June 8th, 2009, 05:01 PM

No thats fine, I would rather keep it all one language anyways. Thanks for the offer.

I ran into a small hickup but I am about to figure that out.

tendo

September 9th, 2009, 06:51 PM

Has there been any progress on this? I would love to have this functionality on my server! Unfortunately I'm not much of a programmer.

:guitar:

PGScooter

September 10th, 2009, 02:25 AM

I'm not sure if altech is still working on it.

altech6983

September 10th, 2009, 02:18 PM

Sorry Guys, I guess I should have posted an update, I had been trying to find a job all summer and I found one just a little after I last posted and have since been busy with that and now I have gone back to college.

This is still at the top of my project list and when I get time I will work on it, I haven't been able to work on this or any other projects either.

Right now all that is pretty much left is to code the part where it parses the mp3 info, but later I plan on adding support for other formats.

I should have some free time coming up pretty soon though so maybe I can get it working then.

PGScooter

September 11th, 2009, 06:46 AM

altech,

thanks for the update. I have definitely been there before!

I just finished a script that converts a music folder (and subfolders) into ogg. It's nothing impressive, but it's a mirror script.. so whenever you add an mp3 to the collection, this script will find that new one and convert just it to your mirror. I can't imagine anyone else wanting to convert lossy mp3s (and m4as and wmas) to lossy oggs but I thought I would post.

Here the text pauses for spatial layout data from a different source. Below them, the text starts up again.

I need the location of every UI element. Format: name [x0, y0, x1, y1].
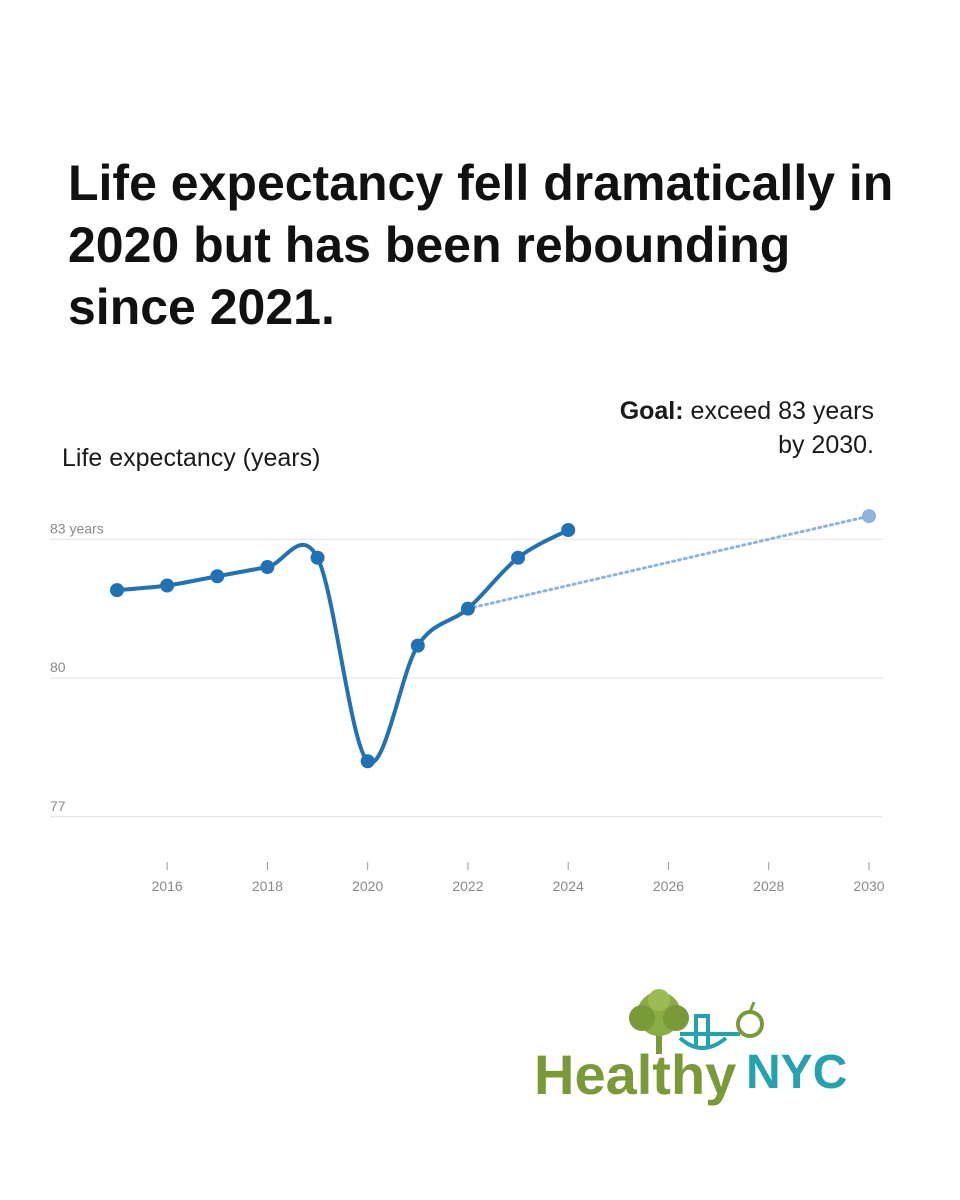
data-point-2017 — [210, 569, 225, 584]
series-line — [116, 528, 570, 765]
y-tick-label-83: 83 years — [50, 520, 104, 536]
x-tick-label-2024: 2024 — [553, 878, 584, 894]
x-tick-label-2030: 2030 — [853, 878, 884, 894]
x-tick-label-2026: 2026 — [653, 878, 684, 894]
goal-annotation: Goal: exceed 83 years by 2030. — [614, 394, 874, 462]
logo-text-healthy: Healthy — [534, 1043, 736, 1106]
y-tick-label-80: 80 — [50, 659, 66, 675]
data-point-2020 — [360, 754, 375, 769]
headline: Life expectancy fell dramatically in 202… — [68, 155, 894, 335]
x-tick-label-2018: 2018 — [252, 878, 283, 894]
data-point-2015 — [110, 583, 125, 598]
apple-icon — [736, 1001, 764, 1038]
x-tick-label-2016: 2016 — [152, 878, 183, 894]
y-axis-title: Life expectancy (years) — [62, 444, 321, 472]
goal-line — [466, 514, 871, 611]
healthynyc-logo: Healthy NYC — [534, 989, 847, 1106]
tree-icon — [629, 989, 689, 1054]
x-tick-label-2022: 2022 — [452, 878, 483, 894]
x-tick-label-2028: 2028 — [753, 878, 784, 894]
data-point-2023 — [511, 550, 526, 565]
data-point-2016 — [160, 578, 175, 593]
data-point-2021 — [410, 638, 425, 653]
y-tick-label-77: 77 — [50, 798, 66, 814]
data-point-2019 — [310, 550, 325, 565]
data-point-2018 — [260, 560, 275, 574]
goal-text: exceed 83 years by 2030. — [690, 397, 874, 459]
goal-label: Goal: — [619, 397, 684, 425]
logo-text-nyc: NYC — [746, 1046, 847, 1099]
data-point-2024 — [561, 523, 576, 537]
bridge-icon — [678, 1014, 740, 1050]
data-point-2022 — [460, 601, 475, 616]
goal-point — [862, 509, 876, 524]
x-tick-label-2020: 2020 — [352, 878, 383, 894]
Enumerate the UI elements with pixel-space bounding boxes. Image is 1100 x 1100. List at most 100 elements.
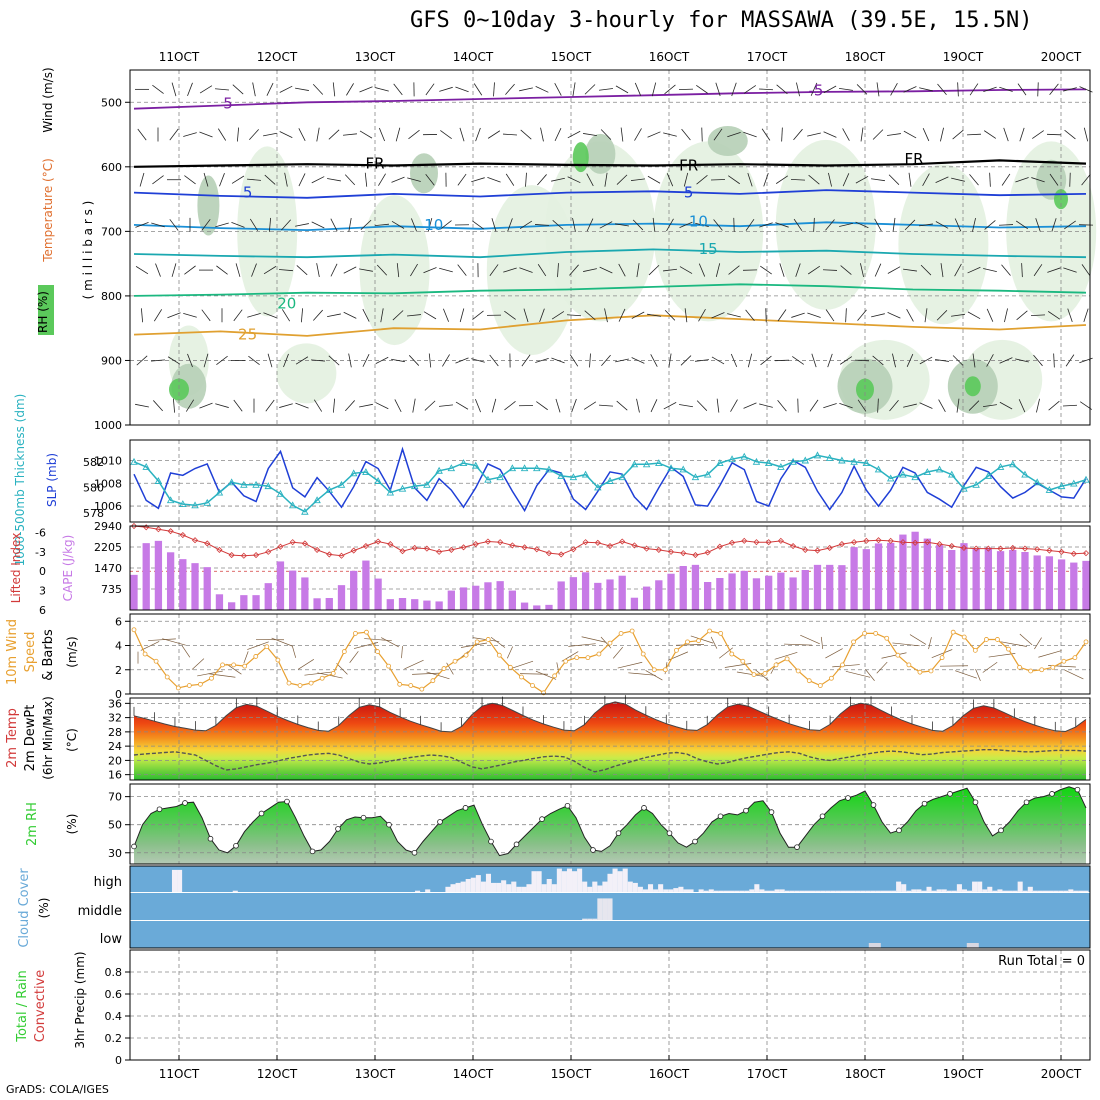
cloud-bar-middle xyxy=(582,918,588,920)
wind-barb xyxy=(636,263,640,278)
wind-barb xyxy=(666,218,674,232)
isotherm-label: FR xyxy=(679,157,698,175)
wind-barb xyxy=(1079,357,1093,364)
wind-barb xyxy=(713,128,723,141)
wind-barb xyxy=(854,359,870,362)
lifted-index-point xyxy=(399,548,406,555)
wind-barb xyxy=(392,310,404,321)
wind-barb xyxy=(1032,130,1044,139)
y-tick-label: 735 xyxy=(101,583,122,596)
wind-barb xyxy=(362,353,370,367)
wind-barb xyxy=(172,398,176,413)
wind-speed-point xyxy=(231,662,237,668)
thickness-point xyxy=(154,477,163,484)
wind-barb xyxy=(583,401,597,410)
wind-barb-10m xyxy=(784,643,812,646)
wind-barb xyxy=(151,222,165,228)
wind-barb xyxy=(919,223,933,227)
thickness-point xyxy=(777,462,785,470)
wind-barb-10m xyxy=(291,645,297,658)
wind-barb xyxy=(295,402,309,409)
wind-barb-10m xyxy=(710,636,718,649)
wind-barb xyxy=(263,266,277,275)
cloud-bar-high xyxy=(490,882,497,892)
wind-barb xyxy=(150,359,166,362)
cape-bar xyxy=(154,540,163,610)
cape-bar xyxy=(411,599,419,610)
wind-barb xyxy=(589,353,591,368)
cloud-bar-high xyxy=(1012,890,1018,892)
wind-barb xyxy=(171,263,177,277)
lifted-index-point xyxy=(704,549,711,556)
wind-barb xyxy=(663,268,677,272)
page-title: GFS 0~10day 3-hourly for MASSAWA (39.5E,… xyxy=(410,8,1033,33)
wind-barb-10m xyxy=(581,636,607,643)
wind-barb xyxy=(472,310,484,320)
cloud-bar-high xyxy=(566,868,573,892)
cape-bar xyxy=(1033,555,1041,610)
cape-bar xyxy=(777,572,785,610)
thickness-point xyxy=(581,470,590,478)
lifted-index-point xyxy=(179,531,186,539)
lifted-index-point xyxy=(448,546,455,553)
wind-barb xyxy=(860,263,864,278)
y-tick-label: 70 xyxy=(108,791,122,804)
cape-bar xyxy=(862,549,870,610)
wind-barb xyxy=(650,354,658,367)
wind-barb xyxy=(600,129,612,140)
wind-barb xyxy=(713,219,723,231)
thickness-point xyxy=(240,480,248,488)
cape-bar xyxy=(728,573,736,610)
cape-bar xyxy=(887,542,895,610)
wind-barb xyxy=(216,355,228,365)
cape-bar xyxy=(630,597,639,610)
thickness-point xyxy=(655,459,663,467)
wind-barb xyxy=(813,217,815,232)
rh-point xyxy=(488,838,494,845)
lifted-index-point xyxy=(545,550,553,557)
rh-point xyxy=(335,826,341,832)
cloud-bar-high xyxy=(602,881,608,892)
thickness-point xyxy=(313,496,321,504)
wind-barb xyxy=(264,174,276,185)
wind-speed-point xyxy=(884,635,890,641)
wind-barb-10m xyxy=(243,651,249,664)
wind-barb xyxy=(152,175,164,185)
thickness-point xyxy=(264,482,273,490)
thickness-point xyxy=(691,473,700,481)
wind-barb xyxy=(283,353,289,368)
wind-barb xyxy=(647,313,661,317)
wind-barb xyxy=(809,399,819,412)
wind-speed-point xyxy=(375,649,380,654)
wind-barb xyxy=(1001,173,1011,186)
wind-barb xyxy=(425,83,435,96)
lifted-index-point xyxy=(875,537,882,544)
cloud-bar-high xyxy=(799,890,805,892)
wind-barb xyxy=(652,217,656,232)
wind-barb-10m xyxy=(617,661,643,669)
thickness-point xyxy=(288,501,297,509)
wind-barb-10m xyxy=(865,669,875,681)
wind-barb xyxy=(136,355,148,366)
wind-barb xyxy=(823,85,837,94)
wind-speed-point xyxy=(1083,639,1089,645)
wind-barb xyxy=(969,174,979,186)
lifted-index-point xyxy=(997,545,1004,552)
wind-barb xyxy=(203,353,209,368)
wind-barb xyxy=(311,176,325,184)
cloud-bar-high xyxy=(1048,890,1054,892)
wind-barb xyxy=(938,399,946,412)
y-axis-title: ( m i l l i b a r s ) xyxy=(81,201,95,300)
cloud-bar-high xyxy=(784,890,790,892)
wind-speed-point xyxy=(364,629,369,635)
x-tick-label-top: 11OCT xyxy=(159,50,200,64)
cape-bar xyxy=(1045,556,1054,610)
rh-point xyxy=(1023,799,1030,806)
cloud-bar-high xyxy=(642,889,648,892)
lifted-index-point xyxy=(655,546,662,553)
wind-barb xyxy=(394,399,402,413)
wind-barb xyxy=(423,311,437,320)
lifted-index-point xyxy=(802,546,809,553)
wind-barb xyxy=(887,266,901,274)
rh-point xyxy=(921,800,928,807)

good to know your script is still on the backburner!

altech6983

September 26th, 2009, 02:17 AM

Okay, this link is a new thread that contains the alpha v0.00000001 ;-)

http://ubuntuforums.org/showthread.php?t=1275469

Test it out and let me know if you have any problems.

P.S. If you could, would you post the part of your script that does the mirroring detection?